The classic Noël Coward comedy about a ghost (first filmed by David Lean in 1945 with Rex Harrison) has now been adapted again, with stage and TV director Edward Hall making his movie debut. It can only be described as an un-reinvention, a tired, dated and unfunny period piece that changes the original plot a bit but offers no new perspective, and no new reason to be doing it in the first place. (Not compared with, say, Matthew Warchus’s stage revival of Coward’s Present Laughter at the Old Vic, with Andrew Scott radically reinventing the leading role.) This film looks unironically like the tatty old musical revue show that Ken Russell imagined for his “meta” adaptation of The Boy Friend.
Dan Stevens plays crime writer Charles Condomine, who has been creatively blocked since the death of his first wife Elvira (Leslie Mann) seven years before, and now tensely remarried to the more uptight Ruth (Isla Fisher).
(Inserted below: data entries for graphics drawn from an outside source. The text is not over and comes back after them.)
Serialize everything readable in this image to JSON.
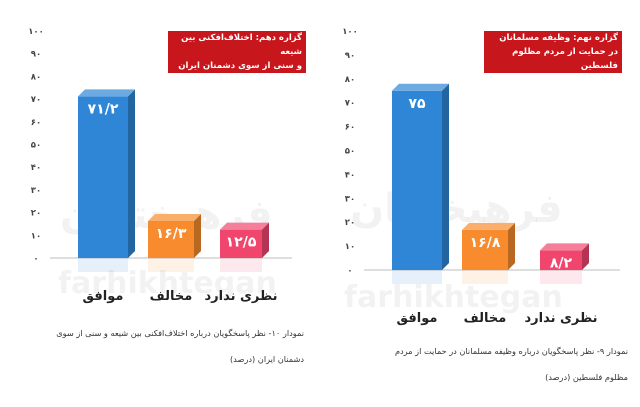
{
  "watermark": {
    "arabic": "فرهیختگان",
    "latin": "farhikhtegan"
  },
  "charts": [
    {
      "title_lines": [
        "گزاره دهم: اختلاف‌افکنی بین شیعه",
        "و سنی از سوی دشمنان ایران"
      ],
      "caption_lines": [
        "نمودار ۱۰- نظر پاسخگویان درباره اختلاف‌افکنی بین شیعه و سنی از سوی",
        "دشمنان ایران (درصد)"
      ]
    },
    {
      "title_lines": [
        "گزاره نهم: وظیفه مسلمانان",
        "در حمایت از مردم مظلوم فلسطین"
      ],
      "caption_lines": [
        "نمودار ۹- نظر پاسخگویان درباره وظیفه مسلمانان در حمایت از مردم",
        "مظلوم فلسطین (درصد)"
      ]
    }
  ],
  "chart_data": [
    {
      "type": "bar",
      "title": "گزاره دهم: اختلاف‌افکنی بین شیعه و سنی از سوی دشمنان ایران",
      "categories": [
        "موافق",
        "مخالف",
        "نظری ندارد"
      ],
      "values": [
        71.2,
        16.3,
        12.5
      ],
      "value_labels": [
        "۷۱/۲",
        "۱۶/۳",
        "۱۲/۵"
      ],
      "colors": [
        "#2f86d6",
        "#f78b2d",
        "#f0466e"
      ],
      "ylim": [
        0,
        100
      ],
      "yticks": [
        0,
        10,
        20,
        30,
        40,
        50,
        60,
        70,
        80,
        90,
        100
      ],
      "ytick_labels": [
        "۰",
        "۱۰",
        "۲۰",
        "۳۰",
        "۴۰",
        "۵۰",
        "۶۰",
        "۷۰",
        "۸۰",
        "۹۰",
        "۱۰۰"
      ],
      "grid": false,
      "legend": "none"
    },
    {
      "type": "bar",
      "title": "گزاره نهم: وظیفه مسلمانان در حمایت از مردم مظلوم فلسطین",
      "categories": [
        "موافق",
        "مخالف",
        "نظری ندارد"
      ],
      "values": [
        75,
        16.8,
        8.2
      ],
      "value_labels": [
        "۷۵",
        "۱۶/۸",
        "۸/۲"
      ],
      "colors": [
        "#2f86d6",
        "#f78b2d",
        "#f0466e"
      ],
      "ylim": [
        0,
        100
      ],
      "yticks": [
        0,
        10,
        20,
        30,
        40,
        50,
        60,
        70,
        80,
        90,
        100
      ],
      "ytick_labels": [
        "۰",
        "۱۰",
        "۲۰",
        "۳۰",
        "۴۰",
        "۵۰",
        "۶۰",
        "۷۰",
        "۸۰",
        "۹۰",
        "۱۰۰"
      ],
      "grid": false,
      "legend": "none"
    }
  ]
}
He has the idea of putting a spiritualist into the new movie screenplay he’s working on, and invites a notorious stage medium, Madame Arcati (Judi Dench), to his house to perform a seance, so that he can do some research into the wiles of these confidence tricksters. But, to his astonishment (and Madame Arcati’s), the seance brings back the ghost of Elvira, who wreaks havoc.
Despite the heavyweight cast, the film’s production values are those of a kids’ TV show that might go out on a weekday afternoon. Dench does her best with the role of Madame Arcati, and she even has a notably surreal moment, carrying out an occult ceremony in a beachside cave. But the rest is a festival of mugging and farcical overacting, and the Cowardian style seems brittle without any snap.
• Blithe Spirit is on Sky Cinema from 15 January.